José Woldenberg
Reforma
12/05/2016
Comparar el clima anímico en el que trabajaba la autoridad electoral -digamos- en los noventa y primeros años del siglo XXI, con el de hoy, puede arrojar cierta luz sobre los problemas que deben enfrentar el INE y los hoy llamados OPLES (institutos locales).
Aquellos años estuvieron marcados por el escepticismo, las novedades y la esperanza. Los años que corren son de escepticismo, rutina (o novedades que no son valoradas) y malestar sordo (desesperanza).
Desde la fundación del IFE (1990) un aura rodeó su creación: la de la duda. No era para menos. El «trauma» de 1988 había sido tan profundo y se entendía como una desembocadura «natural» de un sistema electoral sesgado y manipulado por el oficialismo, que el reto mayor de la nueva autoridad electoral era el de construir, paso a paso, la confianza en la vía electoral, que debía ser un terreno de juego imparcial, equitativo, apegado a la legalidad, que permitiera la convivencia y competencia pacífica e institucional de la pluralidad política.
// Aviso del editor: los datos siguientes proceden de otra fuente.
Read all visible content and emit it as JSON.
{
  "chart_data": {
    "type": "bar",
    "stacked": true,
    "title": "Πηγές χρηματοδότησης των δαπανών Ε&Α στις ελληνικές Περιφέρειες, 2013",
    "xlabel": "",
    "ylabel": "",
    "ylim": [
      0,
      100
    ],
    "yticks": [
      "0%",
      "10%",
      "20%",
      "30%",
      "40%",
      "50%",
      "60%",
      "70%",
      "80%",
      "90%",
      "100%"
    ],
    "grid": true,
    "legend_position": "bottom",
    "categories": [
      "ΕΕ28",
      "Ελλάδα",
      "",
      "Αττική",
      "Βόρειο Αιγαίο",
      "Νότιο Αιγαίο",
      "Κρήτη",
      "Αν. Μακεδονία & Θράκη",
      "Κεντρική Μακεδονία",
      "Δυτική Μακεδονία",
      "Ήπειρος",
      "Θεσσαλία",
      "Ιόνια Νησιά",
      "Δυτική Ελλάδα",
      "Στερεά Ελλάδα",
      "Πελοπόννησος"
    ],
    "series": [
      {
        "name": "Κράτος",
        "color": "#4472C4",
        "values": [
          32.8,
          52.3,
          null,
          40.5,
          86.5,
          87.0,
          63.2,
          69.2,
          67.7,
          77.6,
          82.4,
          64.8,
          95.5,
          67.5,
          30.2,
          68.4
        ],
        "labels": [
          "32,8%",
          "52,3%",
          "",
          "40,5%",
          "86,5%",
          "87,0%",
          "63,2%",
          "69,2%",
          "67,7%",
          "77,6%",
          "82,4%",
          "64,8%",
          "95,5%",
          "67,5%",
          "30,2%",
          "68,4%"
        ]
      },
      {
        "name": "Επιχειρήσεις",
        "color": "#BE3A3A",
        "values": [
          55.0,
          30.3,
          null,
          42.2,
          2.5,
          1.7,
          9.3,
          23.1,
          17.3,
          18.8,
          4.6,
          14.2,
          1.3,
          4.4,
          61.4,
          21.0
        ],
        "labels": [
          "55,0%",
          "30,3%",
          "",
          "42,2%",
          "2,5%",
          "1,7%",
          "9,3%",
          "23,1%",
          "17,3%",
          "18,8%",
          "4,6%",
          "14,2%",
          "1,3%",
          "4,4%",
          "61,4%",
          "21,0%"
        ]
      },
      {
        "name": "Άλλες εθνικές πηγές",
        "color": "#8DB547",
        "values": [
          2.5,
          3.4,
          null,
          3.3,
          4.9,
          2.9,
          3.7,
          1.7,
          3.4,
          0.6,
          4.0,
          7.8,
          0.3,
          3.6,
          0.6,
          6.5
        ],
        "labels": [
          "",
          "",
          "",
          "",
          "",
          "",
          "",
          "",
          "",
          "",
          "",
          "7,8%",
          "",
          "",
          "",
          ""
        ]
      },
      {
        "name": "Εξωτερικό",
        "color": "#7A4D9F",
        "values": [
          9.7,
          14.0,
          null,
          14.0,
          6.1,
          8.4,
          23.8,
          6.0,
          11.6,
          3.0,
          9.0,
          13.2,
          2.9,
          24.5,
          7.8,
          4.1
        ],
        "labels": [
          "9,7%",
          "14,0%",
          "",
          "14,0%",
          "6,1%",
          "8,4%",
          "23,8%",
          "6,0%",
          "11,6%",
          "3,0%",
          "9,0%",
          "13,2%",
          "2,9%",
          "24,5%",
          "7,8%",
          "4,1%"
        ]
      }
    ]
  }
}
Y por ello, en medio de un marcado recelo, se empezaron a rediseñar todos los eslabones del proceso electoral: padrón nuevo (el anterior se tiró a la basura -sin metáfora-) supervisado por los partidos, urnas translúcidas, boletas impresas en papel seguridad, listas nominales con fotografía y entregadas a los partidos, programa de resultados electorales preliminares instantáneo y desagregado casilla por casilla, tinta indeleble para evitar el posible doble voto, insaculación y capacitación de los funcionarios de casillas, facilidades a los observadores electorales y un sinnúmero de medidas más. El escepticismo fue el acicate para armar -desde cero- uno de los edificios más barrocos (churriguerescos) que en el mundo han existido en materia electoral.
Pero aquella temporada también fue de novedades y esperanzas. Existía la fe o la convicción de que un sistema de partidos fuertes e implantados modificaría la correlación de fuerzas y construiría pesos y contrapesos (hasta entonces inexistentes) en el entramado estatal. Que la auténtica competencia premiaría y castigaría, que los fenómenos de alternancia inyectarían savia fresca al enmohecido sistema de representación, que la carencia de mayorías absolutas en los cuerpos legislativos obligaría a la deliberación y al acuerdo, desterrando los caprichos de una sola fuerza política. Que esa dinámica ampliaría los márgenes de libertad, haría más robusto el debate y súmenle ustedes. E incluso se despertaron ilusiones desbordadas: parecía -por lo menos para algunos- que la democracia podía ser la llave mágica que abriera posibilidades al desarrollo, la igualdad, el abatimiento de la pobreza, la corrupción, la violencia, y fantasías igual de potentes. Por lo que cada novedad fue saludada con ánimo y vigor. Los ajustes en la maquinaria electoral no solo eran técnicamente necesarios, sino políticamente esperanzadores porque abrían cauce a nuevas realidades. Y en efecto, fueron años en que por primera vez pasaron muchas cosas. Por primera vez hubo elecciones en la capital y ganó un partido de oposición al gobierno federal, por primera vez contamos con una Cámara de Diputados sin mayoría absoluta de algún partido, por primera vez hubo alternancia en centenares de municipios, diferentes gubernaturas y en la propia Presidencia de la República, y por primera vez el Senado se equilibró de manera impensable para muchos. Y esas novedades lubricaban la confianza. (Bueno, hasta las elecciones infantiles, para subrayar los derechos de los niños y jóvenes, fueron eventos luminosos).
Hoy, por desgracia, la temperatura anímica es otra. Sigue recargada de escepticismo, porque la confianza que se construyó con lentitud, paciencia y colaboración de los partidos, fue destruida en buena medida por el invento de un fraude que a diez años nadie ha podido demostrar. Pero lo más grave es que lo que ayer fueron novedades hoy son rutinas institucionales y las novedades (que no son pocas) no se aprecian porque lo que ayer fue esperanza hoy es desesperanza. No es que los objetivos de aquella etapa no se hayan alcanzado, por el contrario, cualquier observador medio de la política puede constatar que se lograron: partidos nivelados, elecciones competidas, pluralismo equilibrado en el Congreso, fenómenos de alternancia y súmele usted. Lo que sucede es que los partidos, las elecciones, los cambios en la conducción de los gobiernos, no suscitan ya no digamos ilusión, sino siquiera expectación (bueno, exagero un poco).